Mesela ; Ramazan kültürünün ayakta kalması. Toplum dayanışmasının artması. Komşuluk ilişkilerinin gelişmesi. Dar gelirlilerin dikkat çekmesi. Çocukların eğlenmesi. Daha da önemlisi ; Ramazan geleneklerinin ilelebet aynı sıcaklıkta sürmesi.
Bir de bu organizasyonların belediye bütçesinden karşılandığını ileri sürerek siyaset ve muhalefet yapanlar var. Oysa sokak iftarlarının neredeyse tamamına yakınının hayırseverler tarafından finans edildiği gerçeği göz ardı edilmemeli. Belediyeler sadece organizasyon kısmında durur.
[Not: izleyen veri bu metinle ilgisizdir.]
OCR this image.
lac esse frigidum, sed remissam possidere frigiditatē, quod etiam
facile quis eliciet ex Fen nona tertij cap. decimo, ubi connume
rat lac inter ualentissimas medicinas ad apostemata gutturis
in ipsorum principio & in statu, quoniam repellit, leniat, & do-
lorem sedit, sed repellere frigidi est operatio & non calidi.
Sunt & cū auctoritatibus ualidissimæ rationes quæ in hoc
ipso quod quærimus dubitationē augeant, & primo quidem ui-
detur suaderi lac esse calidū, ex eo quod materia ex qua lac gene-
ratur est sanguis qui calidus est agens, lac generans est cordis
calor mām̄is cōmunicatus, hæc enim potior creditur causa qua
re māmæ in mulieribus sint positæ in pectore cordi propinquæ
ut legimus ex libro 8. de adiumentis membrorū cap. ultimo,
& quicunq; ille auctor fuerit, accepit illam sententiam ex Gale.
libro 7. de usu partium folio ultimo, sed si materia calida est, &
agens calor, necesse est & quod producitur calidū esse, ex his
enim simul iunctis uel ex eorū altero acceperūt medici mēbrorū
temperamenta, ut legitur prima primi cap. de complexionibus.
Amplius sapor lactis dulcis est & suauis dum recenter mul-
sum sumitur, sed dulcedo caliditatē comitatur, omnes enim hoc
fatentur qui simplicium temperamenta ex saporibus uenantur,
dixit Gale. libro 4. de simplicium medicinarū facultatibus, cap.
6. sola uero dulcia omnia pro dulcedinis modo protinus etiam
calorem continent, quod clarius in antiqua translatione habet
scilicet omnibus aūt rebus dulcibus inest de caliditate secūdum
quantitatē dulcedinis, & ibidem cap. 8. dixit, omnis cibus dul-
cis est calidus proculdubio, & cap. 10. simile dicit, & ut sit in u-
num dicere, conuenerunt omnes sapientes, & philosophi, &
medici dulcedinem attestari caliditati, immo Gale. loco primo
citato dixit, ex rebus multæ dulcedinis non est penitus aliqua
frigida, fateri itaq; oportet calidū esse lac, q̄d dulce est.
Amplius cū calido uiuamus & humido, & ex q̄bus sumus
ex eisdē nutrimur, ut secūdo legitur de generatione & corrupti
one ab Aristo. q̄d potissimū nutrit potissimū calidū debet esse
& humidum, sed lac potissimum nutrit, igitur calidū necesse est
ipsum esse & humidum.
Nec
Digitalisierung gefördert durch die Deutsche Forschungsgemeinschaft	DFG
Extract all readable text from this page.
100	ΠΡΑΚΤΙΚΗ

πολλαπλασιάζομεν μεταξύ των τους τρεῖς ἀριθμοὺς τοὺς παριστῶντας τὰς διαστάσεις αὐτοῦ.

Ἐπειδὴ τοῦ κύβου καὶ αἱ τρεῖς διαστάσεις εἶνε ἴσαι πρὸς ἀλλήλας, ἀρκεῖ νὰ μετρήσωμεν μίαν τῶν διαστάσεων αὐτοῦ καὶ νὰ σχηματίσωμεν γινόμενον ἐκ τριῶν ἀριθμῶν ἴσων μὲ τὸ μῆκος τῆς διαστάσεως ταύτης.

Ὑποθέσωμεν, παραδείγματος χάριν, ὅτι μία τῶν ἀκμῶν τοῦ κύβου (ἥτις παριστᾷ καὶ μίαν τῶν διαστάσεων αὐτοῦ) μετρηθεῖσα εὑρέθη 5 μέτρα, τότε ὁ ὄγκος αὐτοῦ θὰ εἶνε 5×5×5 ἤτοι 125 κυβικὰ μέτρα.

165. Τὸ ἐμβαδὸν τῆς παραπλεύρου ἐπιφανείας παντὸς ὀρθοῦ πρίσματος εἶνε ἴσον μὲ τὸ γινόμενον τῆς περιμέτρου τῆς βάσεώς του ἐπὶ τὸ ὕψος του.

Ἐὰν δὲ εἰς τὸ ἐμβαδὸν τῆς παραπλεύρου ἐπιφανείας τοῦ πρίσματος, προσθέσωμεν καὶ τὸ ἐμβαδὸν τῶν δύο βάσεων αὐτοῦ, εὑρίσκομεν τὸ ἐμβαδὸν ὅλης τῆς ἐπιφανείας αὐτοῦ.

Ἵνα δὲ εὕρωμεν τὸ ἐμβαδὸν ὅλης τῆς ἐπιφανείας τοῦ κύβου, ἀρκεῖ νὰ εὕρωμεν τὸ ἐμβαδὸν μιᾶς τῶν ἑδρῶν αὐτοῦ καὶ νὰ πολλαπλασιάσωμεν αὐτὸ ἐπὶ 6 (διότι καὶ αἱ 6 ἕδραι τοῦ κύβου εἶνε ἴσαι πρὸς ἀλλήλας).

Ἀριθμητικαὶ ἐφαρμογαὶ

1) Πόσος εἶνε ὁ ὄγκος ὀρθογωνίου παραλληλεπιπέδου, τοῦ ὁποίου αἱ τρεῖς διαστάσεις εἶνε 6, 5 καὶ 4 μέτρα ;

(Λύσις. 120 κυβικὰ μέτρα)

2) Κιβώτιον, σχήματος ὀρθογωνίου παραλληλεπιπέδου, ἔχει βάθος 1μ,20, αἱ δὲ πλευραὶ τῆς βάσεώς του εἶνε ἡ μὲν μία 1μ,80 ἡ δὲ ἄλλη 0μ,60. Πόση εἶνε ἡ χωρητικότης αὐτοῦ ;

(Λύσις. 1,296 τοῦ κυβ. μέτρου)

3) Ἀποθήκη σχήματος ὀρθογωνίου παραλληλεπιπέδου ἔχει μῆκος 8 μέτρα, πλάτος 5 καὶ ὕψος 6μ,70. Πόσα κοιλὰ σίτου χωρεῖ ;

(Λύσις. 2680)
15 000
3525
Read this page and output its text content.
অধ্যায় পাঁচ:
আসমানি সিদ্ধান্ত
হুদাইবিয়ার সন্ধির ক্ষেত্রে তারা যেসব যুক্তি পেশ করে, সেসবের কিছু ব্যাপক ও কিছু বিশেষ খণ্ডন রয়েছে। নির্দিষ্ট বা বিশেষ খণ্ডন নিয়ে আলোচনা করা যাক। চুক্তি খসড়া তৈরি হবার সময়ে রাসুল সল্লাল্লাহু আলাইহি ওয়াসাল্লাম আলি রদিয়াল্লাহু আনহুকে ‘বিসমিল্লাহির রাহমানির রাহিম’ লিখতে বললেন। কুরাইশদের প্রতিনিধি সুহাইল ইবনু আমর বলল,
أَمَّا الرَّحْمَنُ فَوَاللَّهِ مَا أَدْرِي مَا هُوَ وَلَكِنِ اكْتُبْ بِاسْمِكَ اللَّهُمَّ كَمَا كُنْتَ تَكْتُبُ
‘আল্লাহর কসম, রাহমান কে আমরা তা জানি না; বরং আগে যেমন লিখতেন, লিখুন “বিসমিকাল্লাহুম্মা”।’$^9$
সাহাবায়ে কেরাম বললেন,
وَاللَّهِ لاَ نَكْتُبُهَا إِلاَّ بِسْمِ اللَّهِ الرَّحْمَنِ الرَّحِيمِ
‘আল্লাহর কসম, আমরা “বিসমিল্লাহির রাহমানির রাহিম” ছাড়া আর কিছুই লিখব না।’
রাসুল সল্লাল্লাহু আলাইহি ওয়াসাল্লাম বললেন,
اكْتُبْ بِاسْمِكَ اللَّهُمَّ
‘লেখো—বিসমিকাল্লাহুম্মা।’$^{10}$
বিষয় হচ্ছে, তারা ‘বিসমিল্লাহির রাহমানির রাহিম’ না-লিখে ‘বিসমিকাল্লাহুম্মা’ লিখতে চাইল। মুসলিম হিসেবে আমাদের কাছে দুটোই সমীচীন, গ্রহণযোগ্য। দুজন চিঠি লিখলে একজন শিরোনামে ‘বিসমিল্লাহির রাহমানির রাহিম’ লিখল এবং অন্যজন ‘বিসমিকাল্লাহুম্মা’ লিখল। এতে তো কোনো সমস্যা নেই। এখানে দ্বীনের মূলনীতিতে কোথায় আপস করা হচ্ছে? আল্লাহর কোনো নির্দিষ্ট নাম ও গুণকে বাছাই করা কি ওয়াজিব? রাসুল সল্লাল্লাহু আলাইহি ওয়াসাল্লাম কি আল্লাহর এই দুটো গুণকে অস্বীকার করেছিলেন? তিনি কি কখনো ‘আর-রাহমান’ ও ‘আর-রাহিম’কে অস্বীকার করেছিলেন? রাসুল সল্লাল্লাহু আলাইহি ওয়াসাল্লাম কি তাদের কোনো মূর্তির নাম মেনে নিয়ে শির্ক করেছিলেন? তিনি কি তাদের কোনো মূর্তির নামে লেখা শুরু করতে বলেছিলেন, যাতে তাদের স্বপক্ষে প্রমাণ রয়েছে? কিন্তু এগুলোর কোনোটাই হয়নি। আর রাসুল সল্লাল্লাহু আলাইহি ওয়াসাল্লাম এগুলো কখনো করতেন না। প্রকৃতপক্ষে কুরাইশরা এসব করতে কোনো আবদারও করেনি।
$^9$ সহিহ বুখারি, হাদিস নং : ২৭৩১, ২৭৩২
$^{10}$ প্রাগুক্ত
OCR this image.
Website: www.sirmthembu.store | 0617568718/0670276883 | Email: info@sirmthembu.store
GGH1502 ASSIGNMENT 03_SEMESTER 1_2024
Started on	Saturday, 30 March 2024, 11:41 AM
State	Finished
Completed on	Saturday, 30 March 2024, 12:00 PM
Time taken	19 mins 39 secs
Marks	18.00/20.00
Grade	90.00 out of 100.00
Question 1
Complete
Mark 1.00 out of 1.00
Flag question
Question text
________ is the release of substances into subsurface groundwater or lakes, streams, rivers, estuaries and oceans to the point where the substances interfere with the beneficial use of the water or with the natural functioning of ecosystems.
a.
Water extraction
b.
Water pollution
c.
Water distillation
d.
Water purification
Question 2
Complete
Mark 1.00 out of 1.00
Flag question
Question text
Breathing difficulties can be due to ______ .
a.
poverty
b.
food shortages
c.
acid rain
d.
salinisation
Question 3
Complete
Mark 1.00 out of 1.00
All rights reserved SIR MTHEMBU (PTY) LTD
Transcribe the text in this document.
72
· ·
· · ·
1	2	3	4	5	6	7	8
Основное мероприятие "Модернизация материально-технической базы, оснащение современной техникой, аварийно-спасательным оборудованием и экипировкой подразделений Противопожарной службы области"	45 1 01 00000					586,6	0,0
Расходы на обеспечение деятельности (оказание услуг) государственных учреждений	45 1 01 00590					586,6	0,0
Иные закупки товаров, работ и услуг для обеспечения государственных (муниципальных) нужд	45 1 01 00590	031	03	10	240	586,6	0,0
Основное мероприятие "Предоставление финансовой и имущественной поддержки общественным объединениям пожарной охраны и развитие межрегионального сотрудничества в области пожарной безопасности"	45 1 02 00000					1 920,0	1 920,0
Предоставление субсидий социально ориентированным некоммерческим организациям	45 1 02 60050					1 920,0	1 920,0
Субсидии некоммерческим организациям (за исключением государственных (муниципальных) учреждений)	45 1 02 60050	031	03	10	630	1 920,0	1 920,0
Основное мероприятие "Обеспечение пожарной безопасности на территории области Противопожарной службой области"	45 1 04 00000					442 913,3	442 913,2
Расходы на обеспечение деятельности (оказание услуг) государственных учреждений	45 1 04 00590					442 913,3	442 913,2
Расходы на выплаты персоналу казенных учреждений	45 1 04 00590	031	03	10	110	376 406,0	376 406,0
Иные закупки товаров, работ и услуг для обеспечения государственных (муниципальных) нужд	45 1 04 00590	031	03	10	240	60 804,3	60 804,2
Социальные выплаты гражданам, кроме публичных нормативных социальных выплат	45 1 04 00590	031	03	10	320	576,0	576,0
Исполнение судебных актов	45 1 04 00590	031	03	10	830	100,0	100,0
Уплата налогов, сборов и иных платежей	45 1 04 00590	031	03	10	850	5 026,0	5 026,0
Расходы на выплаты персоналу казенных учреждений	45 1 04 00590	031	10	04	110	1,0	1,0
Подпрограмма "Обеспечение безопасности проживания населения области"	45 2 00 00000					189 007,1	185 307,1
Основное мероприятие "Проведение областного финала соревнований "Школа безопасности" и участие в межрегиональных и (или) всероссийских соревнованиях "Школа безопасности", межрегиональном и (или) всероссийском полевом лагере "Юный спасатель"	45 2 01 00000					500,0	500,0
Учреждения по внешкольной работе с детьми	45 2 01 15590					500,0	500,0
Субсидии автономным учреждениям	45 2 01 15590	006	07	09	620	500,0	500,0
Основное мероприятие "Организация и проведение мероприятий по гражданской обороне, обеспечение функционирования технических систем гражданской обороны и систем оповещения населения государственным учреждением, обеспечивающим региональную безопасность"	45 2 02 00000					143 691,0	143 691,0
Yani belediyelere maddi bir külfeti de yok. Velakin olduğunu var sayalım. Ramazan’da muhtaç insanlara el uzatmak, onları sıcak yemeklerle gönüllerde ağırlamak, manevi değerleri bütünleştirmek zaten belediyelerin asli görevi değil midir? Bunun neresi yanlıştır?
Bir not aktarayım; Gebze Belediyesi Ramazan’ın ilk sokak iftarını Arapçeşme Mahallesi’nde verdi. Yunus Emre İlk Öğretim Okulu yanındaki sokağa dizilen masalar sadece iftar coşkusunu yansıtmadı, yüzlerce komşunun kucaklaşmasına vesile oldu. Hele çocukların keyfine diyecek yoktu. Ramazan Tırı'nda sergilenen eğlenceler çocukları bir başka mutlu ediyordu. Sokak iftarı evimin tam arka sokağında olduğu için pencereden izleme ayrıcalığına sahiptim.
Demem o ki;
Sokak itfaları artık geleneksel hale dönüşmüş bir kültürdür. Kente katkı sunan, renk getiren, Ramazan’ın hayasını diri tutan ruhtur. Devam etmeli, ettirilmelidir.
Bugün ‘’sokak iftarları kalksın’’ diyenler , yarın ‘Ramazan topuna ne gerek var’’ diyecekler, sonrasında da Ramazan’ı külliyen istemeyeceklerdir.
O nedenle, sokağın sesine kulak vermek kazandırır. Ne varsa sokakta var.